Completing the EC form
For all claims, including self-certification
When filling in the EC form remember that you're trying to persuade the EC panel that your problems affected you during the assessment period, that they were not your fault and that you couldn't have expected them to happen.
Remember to list all the assessments you think might have been affected. You can claim EC even if you sat the exam or submitted work.
With evidence claims
You must also provide evidence to support your EC form and this must confirm any circumstances around the time of the assessment and how they affected you at the time and your ability to study if that was the case.
Therefore the evidence must include references to dates of when you were affected and for how long.
Evidence can include doctors' letters, counsellors' letters, letters from a solicitor or other appropriate professional letters. Evidence from friends and family won't usually be helpful. You can find a more complete list of suggested evidence toward the bottom of the EC Policy, Appendix 3.
The dates on the evidence are very important and must be relevant to dates of the assessments and ideally state when you were affected and for how long. A letter months or years old won't convince the EC Panel that your problems are affecting you now. Where possible, get new evidence and make sure that evidence states clearly the period of time you've been affected which should cover the assessment date in question.
You should try to submit your evidence at the same time but if this is not possible you must submit the EC form on time even without evidence. The form allows you to submit evidence later so long as you provide an estimated date as to when you will obtain it. You can provide the evidence to the School (via your Course Officer) once you obtain it.
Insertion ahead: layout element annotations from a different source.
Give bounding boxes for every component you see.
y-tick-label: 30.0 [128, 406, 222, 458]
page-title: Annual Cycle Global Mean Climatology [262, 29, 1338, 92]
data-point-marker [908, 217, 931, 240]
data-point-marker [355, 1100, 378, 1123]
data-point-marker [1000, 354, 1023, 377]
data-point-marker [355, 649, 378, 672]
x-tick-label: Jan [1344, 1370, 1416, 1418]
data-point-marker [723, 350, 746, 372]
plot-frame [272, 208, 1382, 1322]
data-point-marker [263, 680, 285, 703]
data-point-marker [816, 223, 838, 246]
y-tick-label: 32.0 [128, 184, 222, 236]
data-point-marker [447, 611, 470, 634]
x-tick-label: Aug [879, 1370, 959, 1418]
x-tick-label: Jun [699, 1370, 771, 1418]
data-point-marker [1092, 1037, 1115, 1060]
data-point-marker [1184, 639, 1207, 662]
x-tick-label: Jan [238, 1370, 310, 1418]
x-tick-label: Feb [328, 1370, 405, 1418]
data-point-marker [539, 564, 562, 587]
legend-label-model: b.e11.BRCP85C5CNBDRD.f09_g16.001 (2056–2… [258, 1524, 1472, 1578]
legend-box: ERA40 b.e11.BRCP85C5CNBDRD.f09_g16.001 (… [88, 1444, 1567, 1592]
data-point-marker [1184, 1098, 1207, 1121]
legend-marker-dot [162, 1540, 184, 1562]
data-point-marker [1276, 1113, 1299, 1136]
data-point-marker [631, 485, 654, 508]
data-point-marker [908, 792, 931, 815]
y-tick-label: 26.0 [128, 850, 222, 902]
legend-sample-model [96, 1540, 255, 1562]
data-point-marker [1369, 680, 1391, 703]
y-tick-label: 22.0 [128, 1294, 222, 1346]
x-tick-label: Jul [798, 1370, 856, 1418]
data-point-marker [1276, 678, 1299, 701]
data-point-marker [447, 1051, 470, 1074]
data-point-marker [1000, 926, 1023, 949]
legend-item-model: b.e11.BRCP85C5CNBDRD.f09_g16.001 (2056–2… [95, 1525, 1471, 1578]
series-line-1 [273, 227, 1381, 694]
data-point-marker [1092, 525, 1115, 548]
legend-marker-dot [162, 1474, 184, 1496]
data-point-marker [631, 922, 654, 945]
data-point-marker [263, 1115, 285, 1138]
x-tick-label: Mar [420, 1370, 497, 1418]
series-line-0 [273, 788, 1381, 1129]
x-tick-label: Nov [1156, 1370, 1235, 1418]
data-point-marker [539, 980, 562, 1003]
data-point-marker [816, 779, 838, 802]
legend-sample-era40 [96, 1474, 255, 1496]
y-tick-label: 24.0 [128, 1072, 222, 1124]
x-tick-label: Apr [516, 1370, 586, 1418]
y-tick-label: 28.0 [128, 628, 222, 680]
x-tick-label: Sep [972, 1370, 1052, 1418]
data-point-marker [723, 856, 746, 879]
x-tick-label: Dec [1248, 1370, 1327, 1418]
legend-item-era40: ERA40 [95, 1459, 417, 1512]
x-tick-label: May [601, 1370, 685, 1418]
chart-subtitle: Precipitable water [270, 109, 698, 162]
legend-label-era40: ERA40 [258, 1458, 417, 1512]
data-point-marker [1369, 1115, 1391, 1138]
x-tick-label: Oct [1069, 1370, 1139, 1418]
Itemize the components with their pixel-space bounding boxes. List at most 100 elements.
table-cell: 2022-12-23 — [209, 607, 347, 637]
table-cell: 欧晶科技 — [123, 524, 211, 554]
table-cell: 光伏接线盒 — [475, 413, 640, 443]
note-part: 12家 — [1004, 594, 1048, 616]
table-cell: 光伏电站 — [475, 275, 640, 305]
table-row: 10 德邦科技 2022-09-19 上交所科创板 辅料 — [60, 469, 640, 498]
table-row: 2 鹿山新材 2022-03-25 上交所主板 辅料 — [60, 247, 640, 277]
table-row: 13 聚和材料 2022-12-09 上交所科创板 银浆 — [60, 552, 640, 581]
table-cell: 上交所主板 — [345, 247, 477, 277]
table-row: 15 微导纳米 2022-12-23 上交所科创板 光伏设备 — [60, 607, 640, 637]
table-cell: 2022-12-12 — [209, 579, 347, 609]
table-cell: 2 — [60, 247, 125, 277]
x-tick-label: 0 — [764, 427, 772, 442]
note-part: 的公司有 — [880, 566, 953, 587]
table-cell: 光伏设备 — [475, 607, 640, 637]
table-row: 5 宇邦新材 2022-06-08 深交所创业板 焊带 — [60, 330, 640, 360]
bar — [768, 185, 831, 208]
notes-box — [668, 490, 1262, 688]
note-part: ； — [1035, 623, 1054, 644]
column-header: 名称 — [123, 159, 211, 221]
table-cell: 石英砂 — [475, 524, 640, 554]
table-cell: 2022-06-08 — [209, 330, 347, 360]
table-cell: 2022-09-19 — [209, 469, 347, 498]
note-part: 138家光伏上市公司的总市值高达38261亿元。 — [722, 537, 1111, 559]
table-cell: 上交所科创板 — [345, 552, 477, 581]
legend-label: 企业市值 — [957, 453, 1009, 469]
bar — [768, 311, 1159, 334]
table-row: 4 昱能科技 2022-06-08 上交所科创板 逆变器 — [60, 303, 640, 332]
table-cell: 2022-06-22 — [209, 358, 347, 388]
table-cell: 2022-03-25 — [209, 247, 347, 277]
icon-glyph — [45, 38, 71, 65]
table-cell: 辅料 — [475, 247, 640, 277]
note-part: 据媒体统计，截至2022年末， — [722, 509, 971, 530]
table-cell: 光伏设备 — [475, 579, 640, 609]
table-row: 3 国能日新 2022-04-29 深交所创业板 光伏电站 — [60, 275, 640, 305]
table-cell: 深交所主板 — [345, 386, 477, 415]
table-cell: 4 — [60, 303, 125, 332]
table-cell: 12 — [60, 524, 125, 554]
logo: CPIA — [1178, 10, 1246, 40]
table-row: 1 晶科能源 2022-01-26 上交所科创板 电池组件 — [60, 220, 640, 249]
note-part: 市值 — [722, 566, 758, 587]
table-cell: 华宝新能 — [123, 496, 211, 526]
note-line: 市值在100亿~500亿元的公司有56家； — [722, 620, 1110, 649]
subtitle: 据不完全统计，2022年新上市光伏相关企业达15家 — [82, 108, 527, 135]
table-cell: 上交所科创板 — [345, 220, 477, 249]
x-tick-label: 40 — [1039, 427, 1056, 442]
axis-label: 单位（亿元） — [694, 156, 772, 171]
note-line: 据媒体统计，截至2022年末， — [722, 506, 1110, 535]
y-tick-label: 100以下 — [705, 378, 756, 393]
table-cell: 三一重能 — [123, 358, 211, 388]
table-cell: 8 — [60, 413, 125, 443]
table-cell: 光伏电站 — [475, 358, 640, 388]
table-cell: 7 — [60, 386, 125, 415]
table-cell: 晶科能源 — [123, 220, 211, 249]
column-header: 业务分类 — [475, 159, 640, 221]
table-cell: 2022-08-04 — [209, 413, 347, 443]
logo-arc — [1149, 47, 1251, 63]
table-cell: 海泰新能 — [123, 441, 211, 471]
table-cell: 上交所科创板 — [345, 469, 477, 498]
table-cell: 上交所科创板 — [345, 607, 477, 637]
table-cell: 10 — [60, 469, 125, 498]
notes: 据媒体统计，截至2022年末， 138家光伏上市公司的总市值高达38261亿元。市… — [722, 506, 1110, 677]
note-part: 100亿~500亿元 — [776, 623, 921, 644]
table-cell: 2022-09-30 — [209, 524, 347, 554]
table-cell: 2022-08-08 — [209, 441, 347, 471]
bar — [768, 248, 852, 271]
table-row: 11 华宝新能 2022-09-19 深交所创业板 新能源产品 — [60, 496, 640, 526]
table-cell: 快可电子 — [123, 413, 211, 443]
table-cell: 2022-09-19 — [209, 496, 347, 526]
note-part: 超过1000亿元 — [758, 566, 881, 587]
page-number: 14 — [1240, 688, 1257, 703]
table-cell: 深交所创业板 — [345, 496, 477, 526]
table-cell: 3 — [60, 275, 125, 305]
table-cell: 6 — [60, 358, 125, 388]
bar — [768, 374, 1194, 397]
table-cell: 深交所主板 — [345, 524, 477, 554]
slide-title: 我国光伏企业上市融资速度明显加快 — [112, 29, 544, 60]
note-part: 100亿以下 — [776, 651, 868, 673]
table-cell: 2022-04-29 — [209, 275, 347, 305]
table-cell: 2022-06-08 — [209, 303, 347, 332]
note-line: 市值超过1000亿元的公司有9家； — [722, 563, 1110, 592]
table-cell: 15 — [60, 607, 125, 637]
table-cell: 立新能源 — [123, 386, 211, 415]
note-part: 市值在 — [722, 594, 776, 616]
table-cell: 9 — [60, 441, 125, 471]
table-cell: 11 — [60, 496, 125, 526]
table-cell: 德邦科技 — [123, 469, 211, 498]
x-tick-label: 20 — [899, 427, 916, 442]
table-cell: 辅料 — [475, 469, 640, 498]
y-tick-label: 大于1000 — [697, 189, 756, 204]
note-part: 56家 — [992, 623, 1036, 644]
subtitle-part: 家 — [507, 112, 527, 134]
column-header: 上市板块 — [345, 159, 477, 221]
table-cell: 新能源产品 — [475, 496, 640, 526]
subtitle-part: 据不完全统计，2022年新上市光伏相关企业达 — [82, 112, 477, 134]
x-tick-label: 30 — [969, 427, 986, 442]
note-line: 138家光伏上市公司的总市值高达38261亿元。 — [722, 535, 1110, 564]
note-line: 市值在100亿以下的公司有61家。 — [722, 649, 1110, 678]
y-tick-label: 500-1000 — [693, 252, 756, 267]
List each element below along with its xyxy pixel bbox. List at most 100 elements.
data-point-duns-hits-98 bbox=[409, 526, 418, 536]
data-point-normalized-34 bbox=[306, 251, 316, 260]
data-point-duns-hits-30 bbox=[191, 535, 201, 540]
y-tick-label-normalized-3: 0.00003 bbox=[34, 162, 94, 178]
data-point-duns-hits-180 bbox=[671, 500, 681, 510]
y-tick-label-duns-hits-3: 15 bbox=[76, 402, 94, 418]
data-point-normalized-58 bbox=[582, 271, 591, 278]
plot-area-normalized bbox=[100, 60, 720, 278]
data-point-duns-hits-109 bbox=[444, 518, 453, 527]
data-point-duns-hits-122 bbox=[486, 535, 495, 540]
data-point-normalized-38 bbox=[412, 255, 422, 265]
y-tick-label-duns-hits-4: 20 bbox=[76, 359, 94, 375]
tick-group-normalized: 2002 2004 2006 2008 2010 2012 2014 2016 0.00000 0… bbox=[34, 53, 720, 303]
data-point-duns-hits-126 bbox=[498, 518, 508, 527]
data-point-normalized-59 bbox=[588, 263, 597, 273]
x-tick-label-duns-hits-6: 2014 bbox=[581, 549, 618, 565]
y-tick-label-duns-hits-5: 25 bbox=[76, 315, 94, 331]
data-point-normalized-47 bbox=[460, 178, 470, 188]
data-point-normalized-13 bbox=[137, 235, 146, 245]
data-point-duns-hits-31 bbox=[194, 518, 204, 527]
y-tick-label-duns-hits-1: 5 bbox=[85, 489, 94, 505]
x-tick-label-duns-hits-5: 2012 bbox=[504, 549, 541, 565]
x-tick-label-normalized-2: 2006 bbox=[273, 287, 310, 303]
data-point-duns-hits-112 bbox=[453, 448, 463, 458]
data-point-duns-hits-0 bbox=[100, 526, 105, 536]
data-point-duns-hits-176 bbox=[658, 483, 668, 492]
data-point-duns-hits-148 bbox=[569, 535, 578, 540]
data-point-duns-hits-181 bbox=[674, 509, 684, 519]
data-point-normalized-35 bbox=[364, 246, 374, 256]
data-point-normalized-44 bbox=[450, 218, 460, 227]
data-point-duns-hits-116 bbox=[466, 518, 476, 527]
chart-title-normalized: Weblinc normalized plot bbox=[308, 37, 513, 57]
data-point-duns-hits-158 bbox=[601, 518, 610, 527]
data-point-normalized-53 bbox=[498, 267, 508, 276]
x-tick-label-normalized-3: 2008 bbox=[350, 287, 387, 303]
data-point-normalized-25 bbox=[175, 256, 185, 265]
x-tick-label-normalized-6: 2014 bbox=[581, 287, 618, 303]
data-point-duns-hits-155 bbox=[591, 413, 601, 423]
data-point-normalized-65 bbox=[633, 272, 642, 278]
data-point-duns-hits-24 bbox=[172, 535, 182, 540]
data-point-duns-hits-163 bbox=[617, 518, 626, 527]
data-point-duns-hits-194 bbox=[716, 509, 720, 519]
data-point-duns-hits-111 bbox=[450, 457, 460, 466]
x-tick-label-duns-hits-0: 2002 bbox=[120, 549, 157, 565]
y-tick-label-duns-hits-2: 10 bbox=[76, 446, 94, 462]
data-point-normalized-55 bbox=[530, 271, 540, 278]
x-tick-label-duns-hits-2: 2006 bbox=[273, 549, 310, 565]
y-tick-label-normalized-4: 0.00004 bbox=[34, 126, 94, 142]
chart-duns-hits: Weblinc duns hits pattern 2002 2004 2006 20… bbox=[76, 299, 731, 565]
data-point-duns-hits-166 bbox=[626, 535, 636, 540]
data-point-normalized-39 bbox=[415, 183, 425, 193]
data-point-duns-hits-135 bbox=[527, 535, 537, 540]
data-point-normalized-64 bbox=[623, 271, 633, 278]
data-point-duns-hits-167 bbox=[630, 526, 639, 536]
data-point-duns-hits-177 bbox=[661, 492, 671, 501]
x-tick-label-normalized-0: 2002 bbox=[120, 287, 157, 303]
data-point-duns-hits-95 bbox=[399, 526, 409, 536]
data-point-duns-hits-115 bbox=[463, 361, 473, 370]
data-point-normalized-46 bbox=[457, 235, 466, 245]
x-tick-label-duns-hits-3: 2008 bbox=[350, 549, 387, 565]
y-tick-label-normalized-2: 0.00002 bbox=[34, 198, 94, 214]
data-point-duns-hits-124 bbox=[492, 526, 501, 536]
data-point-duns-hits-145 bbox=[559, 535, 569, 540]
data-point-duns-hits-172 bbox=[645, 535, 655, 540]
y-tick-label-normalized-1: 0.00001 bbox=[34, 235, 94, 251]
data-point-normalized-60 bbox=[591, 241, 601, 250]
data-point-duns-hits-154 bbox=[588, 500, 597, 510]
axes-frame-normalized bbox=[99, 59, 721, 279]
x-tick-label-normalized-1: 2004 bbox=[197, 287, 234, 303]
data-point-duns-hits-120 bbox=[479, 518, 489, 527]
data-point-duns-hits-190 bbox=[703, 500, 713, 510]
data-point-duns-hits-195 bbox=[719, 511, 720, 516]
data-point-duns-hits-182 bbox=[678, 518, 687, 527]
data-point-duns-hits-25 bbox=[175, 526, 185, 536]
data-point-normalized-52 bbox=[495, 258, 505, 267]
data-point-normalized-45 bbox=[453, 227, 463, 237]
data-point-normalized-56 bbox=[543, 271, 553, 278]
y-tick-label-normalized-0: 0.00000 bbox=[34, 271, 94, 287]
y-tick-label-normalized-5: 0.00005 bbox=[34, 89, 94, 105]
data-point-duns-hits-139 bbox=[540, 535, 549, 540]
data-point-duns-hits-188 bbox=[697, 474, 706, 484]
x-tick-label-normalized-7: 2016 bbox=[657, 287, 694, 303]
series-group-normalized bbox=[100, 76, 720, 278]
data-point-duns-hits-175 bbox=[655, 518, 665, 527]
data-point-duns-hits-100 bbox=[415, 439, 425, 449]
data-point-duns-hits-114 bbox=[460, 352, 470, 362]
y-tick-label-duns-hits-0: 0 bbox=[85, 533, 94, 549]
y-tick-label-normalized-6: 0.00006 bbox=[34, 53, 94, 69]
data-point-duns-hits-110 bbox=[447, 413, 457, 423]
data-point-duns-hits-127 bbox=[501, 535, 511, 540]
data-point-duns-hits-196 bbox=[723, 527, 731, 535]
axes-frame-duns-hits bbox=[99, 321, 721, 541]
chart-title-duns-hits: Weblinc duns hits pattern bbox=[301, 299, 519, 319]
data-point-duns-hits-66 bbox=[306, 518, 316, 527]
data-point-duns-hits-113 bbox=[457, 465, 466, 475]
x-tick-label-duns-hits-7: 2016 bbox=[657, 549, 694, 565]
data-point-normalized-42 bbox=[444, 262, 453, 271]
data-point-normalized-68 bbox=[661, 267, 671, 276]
If you have missed the deadline for submitting an EC form you will need to submit an appeal, but the rules for that are more strict than submitting an EC form. More information on appeals can be found here on our website.
When will I hear back about my claim?
You should hear back about your self-certification request within seven calendar days.
With or without evidence claims
You should hear back from the School no later than fourteen calendar days after the panel has reviewed your claim.
Panels are held regularly and you can ask your Course Officer when the next one will be.
My claim was rejected, what can I do?
You may be able to appeal. We would recommend you contact us for further advice by completing a Case Form here.
Further sources of support
The University has a range of support options open to you if health or personal problems are starting to affect your studies.
If you've got a disability or long-term health condition, such as dyslexia, dyspraxia, pregnancy, depression or chronic illness, raise this with both your School and with the support services available at City.